Thursday, October 15, 2009

Mos Def - Ecstatic

Rating: B-

OK, so I've listened to this album through seven or eight teams, seen Mos Def live, and I don't know what "The Ecstatic" is. The term is sprinkled liberally throughout the album, usually as an interjection, with no context clues. References to "The Ecstatic" (henceforth I will dropping the quotes in referring to it) in the album include:
  • Leadoff track "Supermagic" features the ecstatic, bookended by a Malcolm X plea to "change this miserable condition that exists on this earth" and Mos Def referring to "classic flow" and "super magic black origin freshly out of dopeness."
  • In "Twilight Speedball," a song about drugs, Ecstatic is mentioned in the chorus.
  • "We know, y'all know / Ecstatic, there it is," appears in the chorus to "Auditorium." Thanks, Mos Def: that really helps. Actually, there may be clues in here; the track is about the mindlessness of modern life ("They going through the motion, they dimming down the focus") and the power of hip-hop to transcend ("I feel it in my bones, black, I'm so wide awake"). Slick Rick reinforces this theme, telling a story of a soldier in Iraq met with hostility by the locals until he lays down some smooth flow.
  • "Life in Marvelous Times" features the couplet "watching asphalt and observing the Sabbath / creates an Ecstatic and there you have it." So there's that.
  • In closer "Casa Bey," Mos Def himself is described as "M-Def the black, fantastic raw / Dynamic, true Ecstatic, ghetto outstanding."

The theme seems to be this: life is messed up, life has always been messed up, but there is a magic to life as well.

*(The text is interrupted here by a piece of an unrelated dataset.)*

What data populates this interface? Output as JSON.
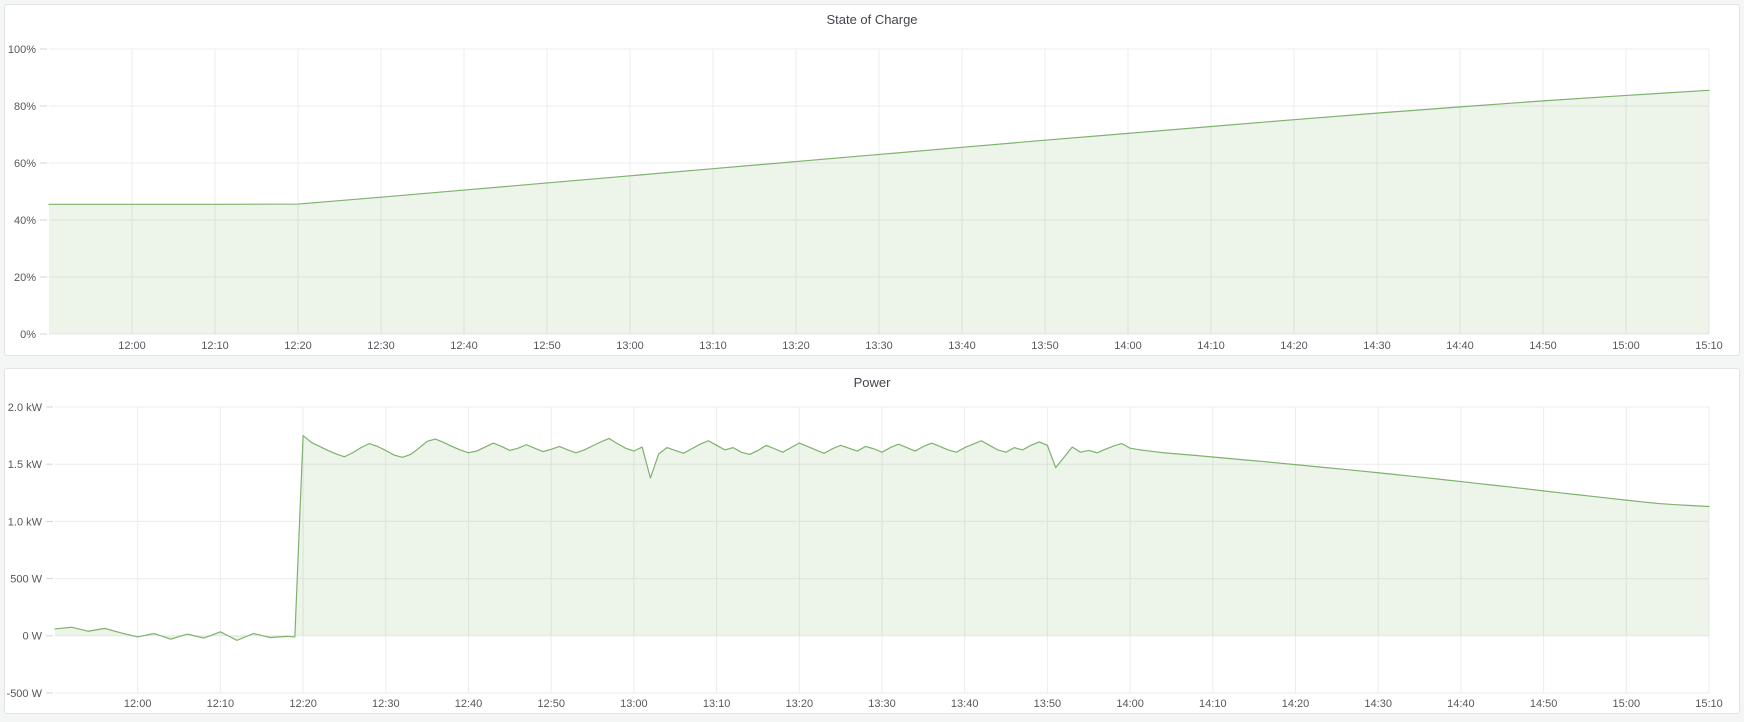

This magic inspires Mos Def, and seems to inspire all great hip-hop.

No song conveys the fullness of this better than "Life In Marvelous Times." Mos Def relays the squalor of his childhood abode ("This is Bed-Stuy 82' / Ninth floor, three tiny rooms, one view"). And it seems things haven't changed: "Crash-landings routinely happen / some survive, others never rise from the ashes." Yet, despite it all, "this raw cold life is a beautiful thing." Finally, fatalistically, "we can't be alive in no time but now." The Ecstatic, it seems, is a force of transcendent joy and hope in a world gone wrong.

So how's the album? Oh yeah, it's good. Mos Def gets a lot of credit for being literate and talented - and it's deserved. But that praise ignores the confidence and relentlessness of his flow. He launches into "Priority" with short, fierce lines that have you invested before the track has barely begun: "Peace before everything / God before anything / Love before anything / Real before everything" - lyrics, that, in lesser hands, might come off as sissy or trite. There's a very real toughness to Mos Def, something that is easy to forget when he's off doing Michel Gondry film. The beats, particularly the sizzling guitar line in opener "Supermagic" provide a diverse, interesting style for Mos Def to spit over.

The album's not flawless - you have to admire the chutzpah to sing / rap in Spanish, but I'm probably going to skip "No Hay Nada Mas" the next five times it comes up on shuffle. "Roses" is a little sleepy. And "Workman's Comp" - what's going on with the accent there? Still, this is a solid album - very listenable, and with some meat as well. May The Ecstatic be with you.